Fuchigami was killed on Nov. 20 in a helicopter crash while providing security for troops on the ground in Logar province, according to the U.S. Department of Defense.
Most of the volunteers at Saturday’s procession said they didn’t know Fuchigami or his family, but felt they should show support for the sacrifice he made in Afghanistan.
“It’s patriotism at its finest,” said volunteer Phillip Swanson. “There are no Republicans, no Democrats, no races no religions, there’s none of that here – we’re just Americans honoring someone who gave his life for us.”
A dignified transfer for Fuchigami began Saturday at Ogden-Hinckley Airport in Ogden and traveled north along Interstate 15 to Brigham City.
Volunteers and the Follow the Flag organization coordinated the procession.
“This is an emotional day we are bringing home a soldier, who is family,” said Fuchigami’s sister-in-law Melissa Norman.
Fuchigami is originally from Keaau, Hawaii, but married McKenzie Fuchigami, who is from Corinne, Utah, in March.
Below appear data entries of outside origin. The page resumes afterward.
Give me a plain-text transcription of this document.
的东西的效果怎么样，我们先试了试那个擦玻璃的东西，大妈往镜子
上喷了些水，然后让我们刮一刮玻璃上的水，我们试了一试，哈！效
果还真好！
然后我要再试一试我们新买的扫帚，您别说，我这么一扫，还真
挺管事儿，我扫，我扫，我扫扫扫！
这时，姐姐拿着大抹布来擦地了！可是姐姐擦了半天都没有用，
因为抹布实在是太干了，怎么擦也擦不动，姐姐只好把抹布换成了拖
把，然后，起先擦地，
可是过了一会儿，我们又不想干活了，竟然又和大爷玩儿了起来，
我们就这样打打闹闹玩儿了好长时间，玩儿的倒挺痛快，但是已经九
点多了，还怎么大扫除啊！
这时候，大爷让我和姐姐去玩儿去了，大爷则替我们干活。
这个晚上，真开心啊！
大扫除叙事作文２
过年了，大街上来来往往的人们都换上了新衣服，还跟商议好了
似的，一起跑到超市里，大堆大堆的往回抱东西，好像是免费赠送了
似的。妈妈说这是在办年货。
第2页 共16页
Fuchigami will be buried with full military honors; funeral services will be held at a chapel of The Church of Jesus Christ of Latter-day Saints located at 895 North 625 West in Brigham City at 11 a.m. Monday.
Gov. Gary Herbert has ordered U.S. and Utah state flags at all state facilities and public grounds to be flown at half-staff on Monday.
“Chief Warrant Officer 2 Kirk T. Fuchigami Jr. will forever be remembered,” Herbert said in a statement. “I was deeply saddened to hear of his death during line of duty while defending and protecting our country, and I am heartbroken for his young wife, Mckenzie. Jeanette and I send our deepest wishes and prayers to be with her and his family at this time. His sacrifice and dedication will never be forgotten.”
Individuals and businesses are encouraged to fly the flag at half-staff for the same length of time as a mark of respect.